In this tutorial we are going to consider a simple model in which we are going to replace the MLP with a MoE. The starting model is defined like this:
class Net(nn.Module):
def __init__(self):
super().__init__()
self.conv1 = nn.Conv2d(3, 6, 5)
self.pool = nn.MaxPool2d(2, 2)
self.conv2 = nn.Conv2d(6, 16, 5)
self.fc1 = nn.Linear(16 * 5 * 5, 120) # from fc1 to fc3 is our MLP to be replaced
self.fc2 = nn.Linear(120, 84)
self.fc3 = nn.Linear(84, 10)
def forward(self, x):
x = self.pool(F.relu(self.conv1(x)))
x = self.pool(F.relu(self.conv2(x)))
x = x.view(-1, 16 * 5 * 5)
x = F.relu(self.fc1(x))
x = F.relu(self.fc2(x))
x = self.fc3(x)
return x
To moefy this model we first need to define our expert such that it matches the original one but with the addition of a MoE at each layer:
from fmoe.linear import FMoELinear
class _Expert(nn.Module):
def __init__(self, num_expert, d_inp, d_hidden, d_out, n_classes, activation, rank=0):
super().__init__()
self.fc1 = FMoELinear(num_expert, d_inp, d_hidden, bias=True, rank=rank)
self.fc2 = FMoELinear(num_expert, d_hidden, d_out, bias=True, rank=rank)
self.fc3 = FMoELinear(num_expert, d_out, n_classes, bias=True, rank=rank)
self.activation = activation
def forward(self, inp, fwd_expert_count):
x = self.activation(self.fc1(inp, fwd_expert_count))

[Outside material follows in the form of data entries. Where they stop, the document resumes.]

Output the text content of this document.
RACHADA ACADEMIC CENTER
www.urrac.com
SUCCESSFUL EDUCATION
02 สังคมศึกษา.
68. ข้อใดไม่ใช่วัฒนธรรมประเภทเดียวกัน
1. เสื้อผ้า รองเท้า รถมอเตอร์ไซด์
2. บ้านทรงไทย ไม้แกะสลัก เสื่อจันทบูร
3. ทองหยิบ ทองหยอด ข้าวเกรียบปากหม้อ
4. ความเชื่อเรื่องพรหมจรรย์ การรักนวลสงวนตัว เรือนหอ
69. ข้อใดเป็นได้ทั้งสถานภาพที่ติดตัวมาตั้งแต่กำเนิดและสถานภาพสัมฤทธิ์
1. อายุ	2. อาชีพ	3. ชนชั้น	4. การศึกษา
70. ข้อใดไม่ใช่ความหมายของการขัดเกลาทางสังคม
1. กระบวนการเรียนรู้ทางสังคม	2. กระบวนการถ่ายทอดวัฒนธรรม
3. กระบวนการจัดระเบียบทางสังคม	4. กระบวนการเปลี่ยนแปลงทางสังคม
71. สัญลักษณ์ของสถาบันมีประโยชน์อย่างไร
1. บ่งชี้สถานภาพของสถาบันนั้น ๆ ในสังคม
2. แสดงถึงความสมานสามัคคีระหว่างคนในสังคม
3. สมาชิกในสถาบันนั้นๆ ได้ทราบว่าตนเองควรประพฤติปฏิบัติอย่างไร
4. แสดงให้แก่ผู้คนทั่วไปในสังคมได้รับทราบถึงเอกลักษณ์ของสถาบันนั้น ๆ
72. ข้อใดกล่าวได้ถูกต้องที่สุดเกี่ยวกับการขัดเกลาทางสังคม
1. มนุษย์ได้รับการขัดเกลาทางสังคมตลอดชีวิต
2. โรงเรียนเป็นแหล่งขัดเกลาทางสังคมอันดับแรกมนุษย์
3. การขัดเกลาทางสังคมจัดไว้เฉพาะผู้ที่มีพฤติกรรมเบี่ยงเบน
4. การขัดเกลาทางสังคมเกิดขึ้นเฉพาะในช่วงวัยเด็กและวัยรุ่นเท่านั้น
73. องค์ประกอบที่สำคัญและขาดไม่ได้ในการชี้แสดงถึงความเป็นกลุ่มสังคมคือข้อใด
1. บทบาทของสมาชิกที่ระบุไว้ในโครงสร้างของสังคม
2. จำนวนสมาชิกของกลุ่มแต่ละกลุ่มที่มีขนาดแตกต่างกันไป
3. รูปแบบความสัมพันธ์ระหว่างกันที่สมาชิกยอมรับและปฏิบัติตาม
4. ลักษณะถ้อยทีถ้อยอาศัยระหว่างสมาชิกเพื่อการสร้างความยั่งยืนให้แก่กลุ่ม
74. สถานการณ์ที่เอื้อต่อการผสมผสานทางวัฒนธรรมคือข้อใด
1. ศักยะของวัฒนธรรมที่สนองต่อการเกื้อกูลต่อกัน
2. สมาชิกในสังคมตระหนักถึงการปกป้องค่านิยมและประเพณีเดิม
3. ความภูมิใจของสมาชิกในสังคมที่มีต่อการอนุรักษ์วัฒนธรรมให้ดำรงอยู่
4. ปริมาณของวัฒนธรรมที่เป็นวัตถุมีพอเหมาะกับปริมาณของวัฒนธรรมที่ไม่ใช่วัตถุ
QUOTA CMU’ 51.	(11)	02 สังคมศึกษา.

x = self.activation(self.fc2(x, fwd_expert_count))
x = self.fc3(x, fwd_expert_count)
return x
Now we can define our custom MoE Layer by subclassing the FMoE class:
from fmoe.layers import FMoE
class LinearMoE(FMoE):
def __init__(
self,
num_expert=32,
d_inp=16 * 5 * 5,
d_hidden=120,
d_out=84,
n_classes=10,
activation=torch.nn.ReLU(),
expert_dp_comm="none",
expert_rank=0,
**kwargs
):
def one_expert(d_model):
return _Expert(1, d_inp, d_hidden, d_out, n_classes, activation, rank=0)
expert = one_expert
super().__init__(num_expert=num_expert, d_model=d_model, expert=expert, **kwargs)

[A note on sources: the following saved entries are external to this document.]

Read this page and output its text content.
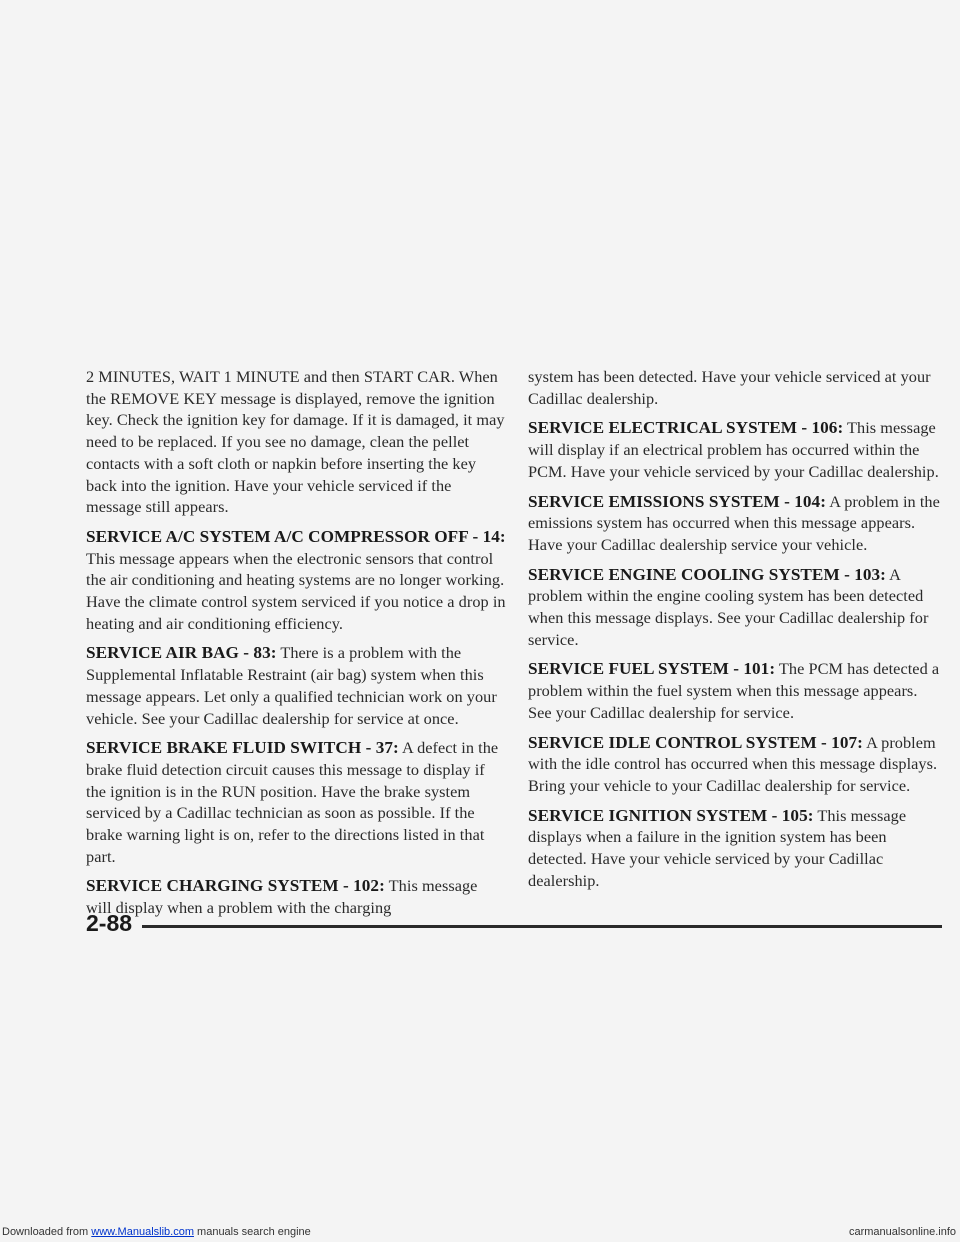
2 MINUTES, WAIT 1 MINUTE and then START CAR. When the REMOVE KEY message is displayed, remove the ignition key. Check the ignition key for damage. If it is damaged, it may need to be replaced. If you see no damage, clean the pellet contacts with a soft cloth or napkin before inserting the key back into the ignition. Have your vehicle serviced if the message still appears.

SERVICE A/C SYSTEM A/C COMPRESSOR OFF - 14: This message appears when the electronic sensors that control the air conditioning and heating systems are no longer working. Have the climate control system serviced if you notice a drop in heating and air conditioning efficiency.

SERVICE AIR BAG - 83: There is a problem with the Supplemental Inflatable Restraint (air bag) system when this message appears. Let only a qualified technician work on your vehicle. See your Cadillac dealership for service at once.

SERVICE BRAKE FLUID SWITCH - 37: A defect in the brake fluid detection circuit causes this message to display if the ignition is in the RUN position. Have the brake system serviced by a Cadillac technician as soon as possible. If the brake warning light is on, refer to the directions listed in that part.

SERVICE CHARGING SYSTEM - 102: This message will display when a problem with the charging

system has been detected. Have your vehicle serviced at your Cadillac dealership.

SERVICE ELECTRICAL SYSTEM - 106: This message will display if an electrical problem has occurred within the PCM. Have your vehicle serviced by your Cadillac dealership.

SERVICE EMISSIONS SYSTEM - 104: A problem in the emissions system has occurred when this message appears. Have your Cadillac dealership service your vehicle.

SERVICE ENGINE COOLING SYSTEM - 103: A problem within the engine cooling system has been detected when this message displays. See your Cadillac dealership for service.

SERVICE FUEL SYSTEM - 101: The PCM has detected a problem within the fuel system when this message appears. See your Cadillac dealership for service.

SERVICE IDLE CONTROL SYSTEM - 107: A problem with the idle control has occurred when this message displays. Bring your vehicle to your Cadillac dealership for service.

SERVICE IGNITION SYSTEM - 105: This message displays when a failure in the ignition system has been detected. Have your vehicle serviced by your Cadillac dealership.

2-88
Downloaded from www.Manualslib.com manuals search engine	carmanualsonline.info
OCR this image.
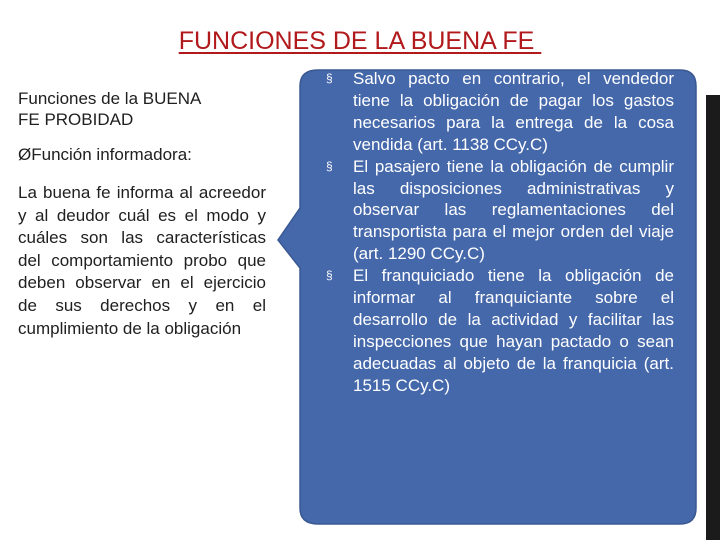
FUNCIONES DE LA BUENA FE
Funciones de la BUENA
FE PROBIDAD
ØFunción informadora:

La buena fe informa al acreedor y al deudor cuál es el modo y cuáles son las características del comportamiento probo que deben observar en el ejercicio de sus derechos y en el cumplimiento de la obligación

§ Salvo pacto en contrario, el vendedor tiene la obligación de pagar los gastos necesarios para la entrega de la cosa vendida (art. 1138 CCy.C)
§ El pasajero tiene la obligación de cumplir las disposiciones administrativas y observar las reglamentaciones del transportista para el mejor orden del viaje (art. 1290 CCy.C)
§ El franquiciado tiene la obligación de informar al franquiciante sobre el desarrollo de la actividad y facilitar las inspecciones que hayan pactado o sean adecuadas al objeto de la franquicia (art. 1515 CCy.C)
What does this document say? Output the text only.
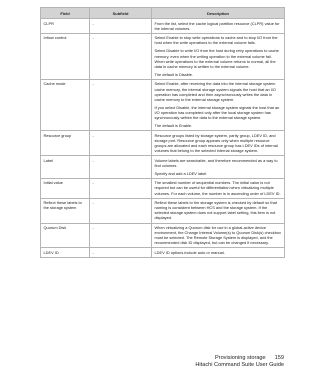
Field	Subfield	Description
CLPR	-	From the list, select the cache logical partition resource (CLPR) value for the internal volumes.

Inflow control	-	Select Enable to stop write operations to cache and to stop I/O from the host when the write operations to the external volume fails.
Select Disable to write I/O from the host during retry operations to cache memory, even when the writing operation to the external volume fail. When write operations to the external volume returns to normal, all the data in cache memory is written to the external volume.
The default is Disable.

Cache mode	-	Select Enable, after receiving the data into the internal storage system cache memory, the internal storage system signals the host that an I/O operation has completed and then asynchronously writes the data in cache memory to the external storage system.
If you select Disable, the internal storage system signals the host that an I/O operation has completed only after the local storage system has synchronously written the data to the external storage system.
The default is Enable.

Resource group	-	Resource groups listed by storage system, parity group, LDEV ID, and storage port. Resource group appears only when multiple resource groups are allocated and each resource group has LDEV IDs of internal volumes that belong to the selected internal storage system.

Label	-	Volume labels are searchable, and therefore recommended as a way to find volumes.
Specify and add a LDEV label.

Initial value	-	The smallest number of sequential numbers. The initial value is not required but can be useful for differentiation when virtualizing multiple volumes. For each volume, the number is in ascending order of LDEV ID.

Reflect these labels to the storage system	-	Reflect these labels to the storage system is checked by default so that naming is consistent between HCS and the storage system. If the selected storage system does not support label setting, this item is not displayed.

Quorum Disk	-	When virtualizing a Quorum disk for use in a global-active device environment, the Change Internal Volume(s) to Quorum Disk(s) checkbox must be selected. The Remote Storage System is displayed, and the recommended disk ID displayed, but can be changed if necessary.

LDEV ID	-	LDEV ID options include auto or manual.
Provisioning storage 159
Hitachi Command Suite User Guide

self.mark_parallel_comm(expert_dp_comm)
def forward(self, inp: torch.Tensor):
original_shape = inp.shape
inp = inp.reshape(-1, self.d_model)
output = super().forward(inp)
return output.reshape(original_shape)
Finally we can modify the original model by inserting the MoE instead of the linear layers. Remember that the FMoE class has some very useful additional parameters, for instance:
- top_k: either 1 or 2, the number of experts selected for the routing
- gate: a gate class for the routing mechanism, the available gates can be found here (gates)
from fmoe.gates.gshard_gate import GShardGate
class Net(nn.Module):
def __init__(self):
super().__init__()
self.conv1 = nn.Conv2d(3, 6, 5)
self.pool = nn.MaxPool2d(2, 2)
self.conv2 = nn.Conv2d(6, 16, 5)
self.moe = LinearMoE(
num_expert=32,
d_inp=16 * 5 * 5,
d_hidden=120,
d_out=84,
n_classes=10,
top_k=2,
gate=GShardGate
)
def forward(self, x):
x = self.pool(F.relu(self.conv1(x)))
x = self.pool(F.relu(self.conv2(x)))
x = x.view(-1, 16 * 5 * 5)
x = self.moe(x)
return x
That's it, this are the only modifications needed in order to get started with FastMoE, no other modifications are required neither in the train loop (as long as we are on single GPU) nor in the architecture.